Jubileuszowe spotkanie zaplanowano w stolicy Uzbekistanu Taszkiencie – jedynym z sześciu dzisiejszych członków Organizacji. – Prośby o przyjęcie napłynęły od jednego kraju wschodnioeuropejskiego, trzech bliskowschodnich i jednego z Azji Południowo-Wschodniej – poinformował sekretarz organizacji Raszyd Alimow.
W lipcu 2015 roku prośby o przyjęcie do Organizacji skierowały Indie i Pakistan. Wszystko wskazuje na to, że oba kraje zostaną przyjęte do niej w czasie szczytu w Taszkiencie.
Obecnie do Organizacji należą Rosja, Chiny, Kazachstan, Tadżykistan, Kirgizja i Uzbekistan.

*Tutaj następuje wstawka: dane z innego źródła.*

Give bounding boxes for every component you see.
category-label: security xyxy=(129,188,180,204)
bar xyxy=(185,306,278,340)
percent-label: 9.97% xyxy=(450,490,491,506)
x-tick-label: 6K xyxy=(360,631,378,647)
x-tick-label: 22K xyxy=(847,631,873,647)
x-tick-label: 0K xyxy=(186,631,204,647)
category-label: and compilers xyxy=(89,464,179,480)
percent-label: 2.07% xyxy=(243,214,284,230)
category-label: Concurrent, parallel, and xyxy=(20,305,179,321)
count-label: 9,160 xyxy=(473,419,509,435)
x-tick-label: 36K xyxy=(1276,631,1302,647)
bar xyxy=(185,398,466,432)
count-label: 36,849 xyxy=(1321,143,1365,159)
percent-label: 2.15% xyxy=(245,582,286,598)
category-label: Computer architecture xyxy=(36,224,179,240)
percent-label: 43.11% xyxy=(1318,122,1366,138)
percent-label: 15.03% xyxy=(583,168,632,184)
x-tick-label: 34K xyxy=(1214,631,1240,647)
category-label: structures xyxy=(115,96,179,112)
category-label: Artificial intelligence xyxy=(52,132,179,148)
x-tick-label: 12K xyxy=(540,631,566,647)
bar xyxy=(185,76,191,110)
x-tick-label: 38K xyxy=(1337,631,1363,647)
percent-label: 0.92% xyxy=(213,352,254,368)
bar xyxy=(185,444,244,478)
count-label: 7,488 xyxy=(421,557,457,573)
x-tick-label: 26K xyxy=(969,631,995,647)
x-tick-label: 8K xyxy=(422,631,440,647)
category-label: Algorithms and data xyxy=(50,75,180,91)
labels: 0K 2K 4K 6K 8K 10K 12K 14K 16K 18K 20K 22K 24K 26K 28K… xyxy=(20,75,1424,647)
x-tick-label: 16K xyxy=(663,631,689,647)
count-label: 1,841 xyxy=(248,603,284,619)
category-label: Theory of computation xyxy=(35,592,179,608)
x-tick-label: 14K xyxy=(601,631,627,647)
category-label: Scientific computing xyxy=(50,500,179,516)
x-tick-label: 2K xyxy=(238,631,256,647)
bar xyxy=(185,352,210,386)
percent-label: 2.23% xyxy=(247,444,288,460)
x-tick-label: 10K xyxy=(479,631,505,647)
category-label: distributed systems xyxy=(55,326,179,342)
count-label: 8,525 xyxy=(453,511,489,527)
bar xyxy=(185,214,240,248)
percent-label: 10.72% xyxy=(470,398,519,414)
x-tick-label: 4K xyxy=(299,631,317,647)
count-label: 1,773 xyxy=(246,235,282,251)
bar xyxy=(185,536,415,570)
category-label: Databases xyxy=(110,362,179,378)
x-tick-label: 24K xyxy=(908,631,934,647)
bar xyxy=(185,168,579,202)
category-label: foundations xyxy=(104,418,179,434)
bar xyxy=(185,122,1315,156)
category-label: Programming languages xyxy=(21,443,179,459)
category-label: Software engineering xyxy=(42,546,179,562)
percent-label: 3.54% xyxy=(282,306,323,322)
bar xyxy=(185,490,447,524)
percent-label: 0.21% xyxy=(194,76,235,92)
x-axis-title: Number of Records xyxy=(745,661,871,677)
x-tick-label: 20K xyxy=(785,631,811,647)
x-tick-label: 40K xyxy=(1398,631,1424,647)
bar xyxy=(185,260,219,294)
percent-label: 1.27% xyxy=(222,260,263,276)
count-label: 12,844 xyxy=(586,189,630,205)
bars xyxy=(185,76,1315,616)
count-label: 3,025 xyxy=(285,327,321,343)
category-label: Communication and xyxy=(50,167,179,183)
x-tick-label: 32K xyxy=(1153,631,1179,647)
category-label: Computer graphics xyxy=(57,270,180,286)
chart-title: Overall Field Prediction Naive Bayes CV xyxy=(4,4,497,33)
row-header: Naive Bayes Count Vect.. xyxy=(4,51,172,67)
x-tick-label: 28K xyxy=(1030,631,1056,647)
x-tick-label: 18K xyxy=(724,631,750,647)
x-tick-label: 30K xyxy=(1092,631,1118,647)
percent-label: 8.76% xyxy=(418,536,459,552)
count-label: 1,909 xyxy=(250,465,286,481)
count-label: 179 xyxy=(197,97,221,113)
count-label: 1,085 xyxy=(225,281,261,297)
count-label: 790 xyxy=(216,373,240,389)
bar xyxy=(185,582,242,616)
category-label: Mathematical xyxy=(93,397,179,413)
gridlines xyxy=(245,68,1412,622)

Ale wraz z Indiami i Pakistanem będą stanowić grupę państw, w których mieszka większość ludzi na Ziemi.
Formalnie Organizacja zajmuje się jedynie walką z terroryzmem, separatyzmem, ekstremizmem, handlem narkotykami oraz współpracą gospodarczą (głównie w sferze energetycznej). Towarzyszy im jednak coraz ściślejsza współpraca ministerstw obrony poszczególnych krajów. „Szanghajska Organizacja Współpracy jest w stanie samodzielnie rozwiązywać problemy pojawiające się w strefie jej odpowiedzialności" – zapewnił rosyjski wicepremier Siergiej Prichodźko, nie wyjaśniając jednak, kto i kiedy przydzielił Organizacji jakąś „strefę".
Spośród dużych państw azjatyckich jedynie Japonia, Indonezja i Iran nie są związane z Organizacją. Jednak Teheran złożył już w zeszłym roku prośbę o przyjęcie. Początkowo wywołała ona konsternację, gdyż Iran obłożony był sankcjami ONZ. Jednak w tym roku zostały one zniesione i Teheran znów ubiega się o członkostwo. – Pozostały jednak pewne niuanse, pewne problemy dwustronne – powiedział o ewentualnym przyjęciu Iranu specjalny przedstawiciel rosyjskiego prezydenta ds. Organizacji Szanghajskiej Bachtier Chakimow. Nie wiadomo jednak, jakie to są „problemy dwustronne" i z jakimi państwami ma je Teheran.